I thought I would post a very short note about a recent PGA memory “leak” issue we found in one of our applications that appears to exist in Oracle versions 10gR2 through to 11gR2. I would not expect the problem to actually affect many sites so I am not going to spend a huge amount of time showing the test case but thought I would make people aware of the potential issue.
My site introduced a “parallel scheduler” which allows us to break some of our business transactions into parallel jobs. It simply manages the running of some time critical business tasks in parallel but takes full control of the business rules and co-ordinates that all the tasks are complete, verified and handles the rules if parts fail to complete. The program runs itself as a continually running dbms_scheduler job and then schedules the worker threads (within various rules) then keeps careful track of the completion status of each part.
One day our scheduler program failed with ORA-4030 (“out of process memory when trying to allocate %s bytes (%s,%s)”). We re-started the job, but further investigation showed that the job process which had previously been running our scheduler (which was still attached) although now showing a low “session pga memory” had at some point had “session pga memory max” of 4GB. I set up a monitor to collect the “session pga memory” of the re-started job and left it collecting for a few days. When I plotted the PGA memory data we could clearly see the PGA memory appeared to grow during busy periods and not at all at off peak times but importantly never reduced. I sent the memory usage graph to a colleague and after a short while, he sent me back a graph which looked 100% the same as mine……except his graph had a totally different scale and was not memory. The graph he sent me was actually the total number of tasks our scheduler processes was asked to run in the same time period.
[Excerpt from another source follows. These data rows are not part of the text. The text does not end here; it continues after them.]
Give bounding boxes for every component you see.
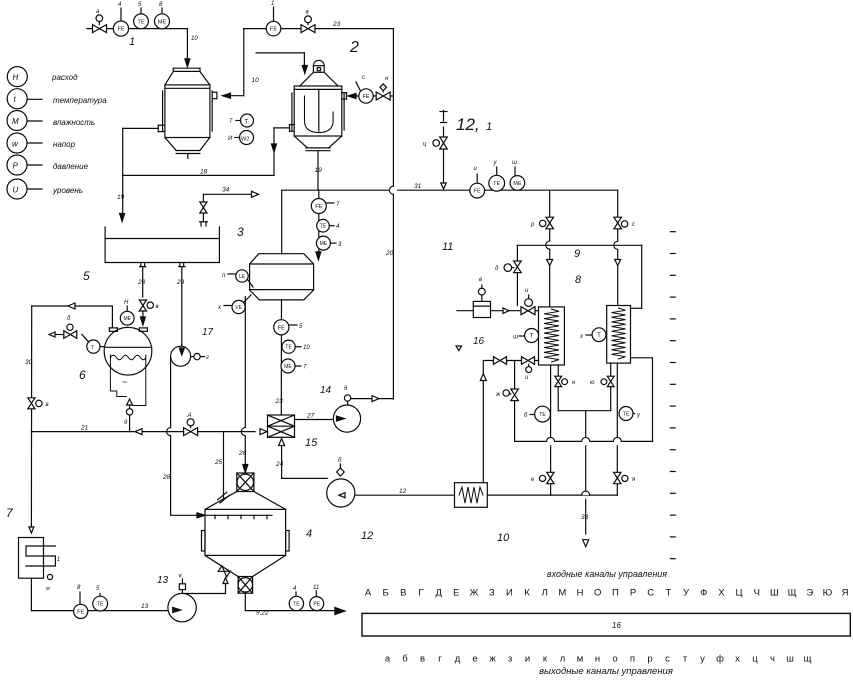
- vessel 1 shoulder: [165, 71, 173, 85]
- flow element FE5: [274, 320, 289, 335]
- svg-text:выходные каналы управления: выходные каналы управления: [539, 666, 673, 677]
- svg-text:н: н: [385, 76, 389, 82]
- svg-text:31: 31: [414, 183, 422, 190]
- moisture element ME1: [161, 8, 163, 14]
- wire branch into vessel2 right nozzle: [353, 95, 394, 97]
- vessel 4 bottom cone: [205, 555, 238, 576]
- svg-text:Т: Т: [245, 120, 249, 126]
- three-way valve at HX8 inlet: [521, 307, 528, 315]
- svg-text:16: 16: [612, 621, 621, 630]
- vessel 3 inner lines: [250, 263, 314, 265]
- svg-text:р: р: [647, 654, 652, 665]
- svg-text:U: U: [13, 186, 19, 195]
- furnace 6 right top nozzle: [139, 327, 147, 329]
- svg-text:С: С: [647, 588, 654, 599]
- wire feed line top-left: [87, 28, 187, 30]
- wire header right corner down: [617, 190, 619, 241]
- svg-text:FE: FE: [77, 609, 84, 615]
- svg-text:расход: расход: [51, 73, 78, 82]
- pump 13 circle: [168, 593, 196, 621]
- svg-text:ТЕ: ТЕ: [137, 19, 144, 25]
- valve d with actuator: [139, 300, 146, 306]
- pump 14 motor: [344, 395, 350, 401]
- svg-text:с: с: [632, 222, 635, 228]
- svg-text:13: 13: [141, 603, 149, 610]
- vessel 1 body: [165, 85, 210, 138]
- svg-text:ж: ж: [489, 654, 496, 665]
- controller 16 box: [362, 613, 850, 636]
- svg-text:7: 7: [303, 365, 307, 371]
- svg-text:19: 19: [315, 167, 323, 174]
- svg-text:Б: Б: [383, 588, 389, 599]
- filter 7 box: [19, 538, 44, 579]
- svg-text:к: к: [543, 654, 548, 665]
- temperature element TI4: [317, 219, 330, 232]
- svg-text:РЕ: РЕ: [313, 601, 320, 607]
- temperature element TI1: [140, 8, 142, 14]
- wire bypass drop from y360: [514, 361, 516, 442]
- vessel 2 agitator: [318, 89, 320, 131]
- svg-text:ц: ц: [752, 654, 758, 665]
- svg-text:в: в: [46, 402, 49, 408]
- svg-text:х: х: [735, 654, 740, 665]
- wire line 18 horizontal: [123, 174, 274, 176]
- svg-text:ТЕ: ТЕ: [623, 411, 630, 417]
- svg-text:п: п: [630, 654, 635, 665]
- svg-text:П: П: [612, 588, 619, 599]
- gauge circle left of furnace: [82, 335, 88, 342]
- svg-text:28: 28: [162, 474, 171, 481]
- svg-text:В: В: [400, 588, 406, 599]
- svg-text:д: д: [455, 654, 461, 665]
- wire box16 to 3way valve: [491, 310, 522, 312]
- moisture indicator between vessels: [240, 131, 254, 145]
- svg-text:2: 2: [349, 39, 359, 56]
- svg-text:в: в: [306, 10, 309, 16]
- furnace 6 chord: [104, 346, 151, 348]
- svg-text:МЕ: МЕ: [123, 316, 131, 322]
- svg-text:ТЕ: ТЕ: [539, 412, 546, 418]
- wire HX8 main down: [550, 365, 552, 437]
- svg-text:Н: Н: [13, 73, 19, 82]
- svg-text:Ш: Ш: [770, 588, 779, 599]
- svg-text:5: 5: [96, 586, 100, 592]
- vessel 1 bottom cone: [165, 138, 176, 151]
- svg-text:Ч: Ч: [754, 588, 760, 599]
- valve c2 with actuator: [614, 217, 622, 223]
- vessel 2 bottom cone: [294, 136, 307, 148]
- svg-text:4: 4: [118, 2, 122, 8]
- heat exchanger 8 box: [539, 307, 565, 365]
- svg-text:3: 3: [338, 242, 342, 248]
- wire FE2 line left to corner: [244, 28, 301, 30]
- svg-text:МЕ: МЕ: [320, 241, 328, 247]
- wire vertical x393 recirc: [392, 29, 394, 186]
- pump 17 motor circle: [191, 356, 194, 358]
- svg-text:12: 12: [361, 530, 373, 542]
- svg-text:10: 10: [497, 532, 510, 544]
- pump 12 circle: [327, 479, 355, 507]
- wire vessel4 discharge: [244, 593, 246, 610]
- wire valve to furnace: [142, 311, 144, 317]
- flow element FE4: [311, 199, 326, 214]
- svg-text:в: в: [479, 277, 482, 283]
- valve h with actuator: [555, 376, 562, 381]
- wire vessel3 bottom to HX15: [280, 300, 282, 415]
- furnace 6 bottom outlet: [127, 399, 133, 405]
- svg-text:4: 4: [293, 586, 297, 592]
- svg-text:8: 8: [159, 2, 163, 8]
- svg-text:я: я: [631, 477, 636, 483]
- svg-text:7: 7: [229, 119, 233, 125]
- svg-text:и: и: [525, 654, 530, 665]
- svg-text:ш: ш: [786, 654, 794, 665]
- wire bypass down-right: [515, 440, 547, 442]
- svg-text:9: 9: [124, 420, 128, 426]
- svg-text:Ж: Ж: [470, 588, 479, 599]
- svg-text:FE: FE: [362, 94, 369, 100]
- wire pump13 discharge to cone valve: [182, 593, 225, 595]
- svg-text:1: 1: [129, 36, 135, 48]
- svg-text:п: п: [222, 273, 226, 279]
- wire box16 stub: [457, 310, 473, 312]
- wire header y245 left drop: [516, 245, 518, 305]
- wire chain from header: [318, 190, 320, 252]
- wire feed to vessel4 top valve: [244, 297, 246, 428]
- wire header y190 left part: [282, 189, 390, 191]
- vessel 4 left flange: [202, 531, 206, 552]
- svg-text:10: 10: [303, 345, 310, 351]
- svg-text:б: б: [338, 458, 342, 464]
- temperature element TE8: [496, 167, 498, 175]
- vessel 4 top cone: [205, 492, 237, 510]
- svg-text:12: 12: [399, 488, 407, 495]
- svg-text:д: д: [495, 266, 499, 272]
- svg-text:ж: ж: [495, 392, 501, 398]
- svg-text:б: б: [402, 654, 408, 665]
- svg-text:6: 6: [344, 386, 348, 392]
- svg-text:Х: Х: [718, 588, 725, 599]
- pressure element PI6: [315, 591, 317, 597]
- valve p with actuator: [546, 217, 554, 223]
- vessel 2 right nozzle: [342, 92, 347, 94]
- wire feed drop into vessel 1: [186, 29, 188, 60]
- svg-text:1: 1: [57, 557, 60, 563]
- svg-text:А: А: [365, 588, 372, 599]
- svg-text:Э: Э: [806, 588, 813, 599]
- vessel 2 neck cone: [300, 72, 314, 86]
- svg-text:у: у: [636, 413, 641, 419]
- wire vent into tank: [200, 221, 208, 223]
- valve A with actuator: [184, 428, 191, 436]
- svg-text:26: 26: [238, 450, 247, 457]
- heat exchanger 8 coil: [544, 309, 559, 362]
- valve g with actuator: [511, 389, 519, 395]
- svg-text:9: 9: [574, 248, 580, 260]
- svg-text:8: 8: [575, 274, 582, 286]
- pump 17 circle: [181, 345, 183, 352]
- flow element FE1 on feed line: [120, 8, 122, 21]
- svg-text:Я: Я: [842, 588, 849, 599]
- vessel 1 bottom flange: [176, 150, 200, 152]
- svg-text:в: в: [420, 654, 425, 665]
- wire discharge to controller arrow: [335, 608, 345, 615]
- tank 5 top line: [105, 238, 219, 240]
- vessel 2 bottom flange: [306, 147, 330, 149]
- svg-text:Н: Н: [124, 300, 129, 306]
- svg-text:влажность: влажность: [53, 118, 95, 127]
- wire furnace left nozzle up and left: [111, 306, 113, 328]
- pump 12 diamond: [337, 468, 345, 476]
- svg-text:К: К: [524, 588, 530, 599]
- moisture element ME on furnace: [126, 306, 128, 311]
- legend instrument circle level: [27, 188, 42, 190]
- wire bypass line y360: [484, 360, 538, 362]
- svg-text:ю: ю: [590, 380, 595, 386]
- svg-text:о: о: [612, 654, 617, 665]
- wire tank right outlet to pump 17: [181, 267, 183, 345]
- wire valve b to right corner: [315, 28, 393, 30]
- svg-text:н: н: [595, 654, 600, 665]
- wire tank left outlet down: [142, 267, 144, 297]
- svg-text:М: М: [558, 588, 566, 599]
- steam valve with actuator: [443, 127, 445, 183]
- svg-text:л: л: [560, 654, 566, 665]
- temperature element TI10: [535, 406, 551, 422]
- vessel 3 body octagon: [250, 254, 314, 300]
- wire vessel2 left nozzle line: [274, 127, 290, 129]
- svg-text:ТЕ: ТЕ: [493, 181, 500, 187]
- svg-text:входные каналы управления: входные каналы управления: [547, 569, 667, 579]
- temperature element TI7: [99, 594, 101, 597]
- svg-text:уровень: уровень: [52, 186, 83, 195]
- svg-text:м: м: [577, 654, 584, 665]
- svg-text:ф: ф: [716, 654, 724, 665]
- svg-text:ТЕ: ТЕ: [285, 345, 292, 351]
- wire HX9 main down: [616, 363, 618, 437]
- svg-text:20: 20: [385, 250, 394, 257]
- tank 5 walls: [105, 227, 219, 263]
- svg-text:ТЕ: ТЕ: [320, 224, 327, 230]
- svg-text:25: 25: [214, 459, 223, 466]
- furnace 6 chamber: [110, 355, 145, 406]
- svg-text:ц: ц: [423, 142, 427, 148]
- wire feed into vessel4 left: [171, 514, 199, 516]
- svg-text:4: 4: [306, 528, 312, 540]
- svg-text:FE: FE: [117, 27, 124, 33]
- svg-text:МЕ: МЕ: [513, 181, 522, 187]
- svg-text:г: г: [438, 654, 442, 665]
- svg-text:у: у: [700, 654, 705, 665]
- flow element FE7: [79, 592, 81, 604]
- svg-text:23: 23: [275, 398, 284, 405]
- vessel 4 bottom rotary valve: [238, 577, 253, 594]
- tank 5 right outlet nozzle: [179, 263, 181, 267]
- svg-text:Р: Р: [630, 588, 636, 599]
- svg-text:Л: Л: [542, 588, 548, 599]
- svg-text:~: ~: [122, 377, 127, 387]
- filter 7 small circle: [47, 574, 52, 579]
- svg-text:ТЕ: ТЕ: [293, 601, 300, 607]
- legend instrument circle flow: [7, 67, 27, 87]
- svg-text:Т: Т: [530, 334, 534, 340]
- pump 13 motor: [179, 584, 185, 590]
- svg-text:давление: давление: [53, 162, 89, 171]
- wire inlet line to vessel 2 top: [256, 52, 304, 54]
- vessel 4 inner distributor: [207, 514, 273, 516]
- svg-text:ч: ч: [770, 654, 775, 665]
- tank 5 left outlet nozzle: [140, 263, 142, 267]
- moisture element ME8: [514, 167, 516, 176]
- box 16 tank: [473, 301, 490, 317]
- wire header y190 right part: [398, 189, 618, 191]
- svg-text:б: б: [524, 413, 528, 419]
- wire left vertical x31: [30, 306, 32, 526]
- temperature element TI11: [619, 407, 633, 421]
- svg-text:Ф: Ф: [700, 588, 707, 599]
- vent line 34 with open arrow: [203, 193, 251, 195]
- temperature element TI6: [295, 592, 297, 596]
- moisture element VE on vessel 3: [244, 295, 252, 303]
- legend instrument circle head: [27, 142, 42, 144]
- svg-text:ТЕ: ТЕ: [97, 601, 104, 607]
- svg-text:е: е: [531, 477, 535, 483]
- vessel 1 left nozzle: [158, 124, 165, 126]
- svg-text:7: 7: [336, 202, 340, 208]
- vessel 4 top rotary valve: [237, 473, 254, 492]
- wire HX10 top riser: [482, 361, 484, 483]
- svg-text:FE: FE: [278, 325, 285, 331]
- drain mark nabla: [456, 346, 462, 351]
- wire header y245 right drop: [641, 245, 643, 308]
- svg-text:29: 29: [176, 279, 185, 286]
- vessel 1 right nozzle: [212, 91, 217, 93]
- svg-text:5: 5: [83, 269, 90, 283]
- valve f with actuator: [514, 261, 522, 267]
- svg-text:ш: ш: [512, 160, 517, 166]
- svg-text:10: 10: [191, 36, 198, 42]
- svg-text:и: и: [525, 288, 529, 294]
- svg-text:н: н: [572, 380, 576, 386]
- temperature element TI8: [519, 335, 525, 337]
- svg-text:е: е: [472, 654, 477, 665]
- svg-text:16: 16: [473, 336, 485, 347]
- flow element FI8 on header: [476, 174, 478, 183]
- svg-text:Т: Т: [597, 333, 601, 339]
- svg-text:Д: Д: [435, 588, 442, 599]
- heat exchanger 9 box: [607, 306, 631, 364]
- moisture element ME4: [316, 236, 330, 250]
- vessel 2 body: [294, 86, 342, 136]
- svg-text:О: О: [594, 588, 601, 599]
- bypass valve plain: [494, 357, 501, 365]
- svg-text:а: а: [96, 9, 100, 15]
- wire vertical x274 down with arrow: [273, 128, 275, 175]
- svg-text:т: т: [683, 654, 688, 665]
- svg-text:Ц: Ц: [736, 588, 743, 599]
- svg-text:и: и: [474, 166, 478, 172]
- heat exchanger 15 box: [268, 415, 295, 437]
- flow element FE3 at vessel 2 inlet: [356, 82, 360, 90]
- boundary dashed line: [670, 231, 675, 233]
- svg-text:21: 21: [80, 425, 89, 432]
- svg-text:12,: 12,: [456, 115, 480, 134]
- svg-text:19: 19: [117, 194, 125, 201]
- wire vessel2 bottom drop: [317, 154, 319, 190]
- svg-text:у: у: [493, 160, 498, 166]
- svg-text:8: 8: [77, 585, 81, 591]
- steam inlet tick: [443, 110, 445, 121]
- svg-text:с: с: [362, 75, 365, 81]
- valve a with actuator: [93, 25, 100, 33]
- svg-text:Н: Н: [577, 588, 584, 599]
- filter 7 coil: [26, 545, 55, 547]
- furnace 6 left top nozzle: [109, 327, 117, 329]
- svg-text:ш: ш: [513, 335, 518, 341]
- svg-text:23: 23: [332, 21, 341, 28]
- wire 3way to HX8: [535, 310, 539, 312]
- svg-text:24: 24: [275, 461, 284, 468]
- svg-text:и: и: [525, 375, 529, 381]
- svg-text:У: У: [683, 588, 690, 599]
- heat exchanger 15 cross top: [268, 415, 295, 426]
- svg-text:VЕ: VЕ: [235, 305, 242, 311]
- valve b with actuator top: [301, 25, 308, 33]
- svg-text:FE: FE: [315, 204, 322, 210]
- svg-text:МЕ: МЕ: [284, 364, 292, 370]
- svg-text:в: в: [156, 304, 159, 310]
- svg-text:з: з: [508, 654, 512, 665]
- svg-text:щ: щ: [804, 654, 812, 665]
- vessel 4 right flange: [286, 531, 290, 552]
- svg-text:А: А: [187, 413, 192, 419]
- heat exchanger 10 box: [455, 483, 488, 508]
- svg-text:Г: Г: [418, 588, 423, 599]
- legend instrument circle moisture: [27, 120, 42, 122]
- svg-text:г: г: [206, 355, 209, 361]
- svg-text:Щ: Щ: [788, 588, 797, 599]
- valve k with actuator: [614, 472, 621, 478]
- wire header y245: [517, 244, 641, 246]
- wire line 19 down to tank: [122, 175, 124, 213]
- vessel 2 left nozzle: [290, 124, 295, 126]
- temperature indicator between vessels: [241, 114, 254, 127]
- svg-text:Т: Т: [665, 588, 671, 599]
- svg-text:З: З: [489, 588, 495, 599]
- svg-text:1: 1: [486, 121, 492, 133]
- wire vessel1 left nozzle line: [123, 127, 159, 129]
- svg-text:м: м: [46, 586, 50, 592]
- svg-text:14: 14: [320, 385, 332, 396]
- valve j with actuator: [547, 472, 554, 478]
- svg-text:13: 13: [157, 575, 169, 586]
- wire HX9 right loop: [652, 358, 654, 442]
- svg-text:9,22: 9,22: [256, 610, 269, 617]
- wire pump12 discharge to HX10: [355, 494, 455, 496]
- vessel 4 side feed flange on cone: [218, 492, 227, 500]
- svg-text:И: И: [228, 136, 233, 142]
- pump 14 circle: [333, 405, 360, 432]
- wire filter outlet: [30, 578, 32, 610]
- svg-text:температура: температура: [53, 96, 107, 105]
- svg-text:FЕ: FЕ: [474, 189, 481, 195]
- svg-text:Е: Е: [453, 588, 459, 599]
- svg-text:М: М: [12, 117, 19, 126]
- wire line 21: [31, 431, 255, 433]
- wire header corner down to vessel 3: [281, 190, 283, 254]
- svg-text:а: а: [385, 654, 391, 665]
- wire branch down to valve p: [549, 190, 551, 241]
So we knew we appeared to “leak” a fixed amount of PGA every time we ran a scheduled job.
After some further investigation (dumping “session pga memory” after every call on a test system) we found the problem was not the submission of the job, but after the job had completed, we formally make a call to dbms_scheduler.drop_job and this call “leaks” approximately 21k every call. NOTE: I’ve used the term “leak” a lot and strictly speaking this is not a leak. Oracle knows about all about the memory and when your plsql package completes all the PGA memory is returned. The problem is Oracle does not free the memory during the execution of the main plsql procedure.
We have raised a new bug with Oracle: 9957867 – EXECUTING DBMS_SCHEDULER.DROP_JOB REPEATEDLY IN A PLSQL PROCEDURE LEAKS MEMORY which is still under investigation by Oracle Support. I’ll post an update if I get anymore information.
This problem will really only cause problems if you schedule and then explicitly drop (dbms_scheduler.drop_job) a lot of jobs in the same plsql loop without completing the procedure. The dbms scheduler will by default create jobs with auto_drop=true so again this is only a problem if you create jobs with auto_drop=false because you want to take full control. We have a number of options which my site will consider (Change our code and use auto_drop=true, move the drop_job to another scheduled task which does restart from time to time or finally restart our scheduler task from time to time.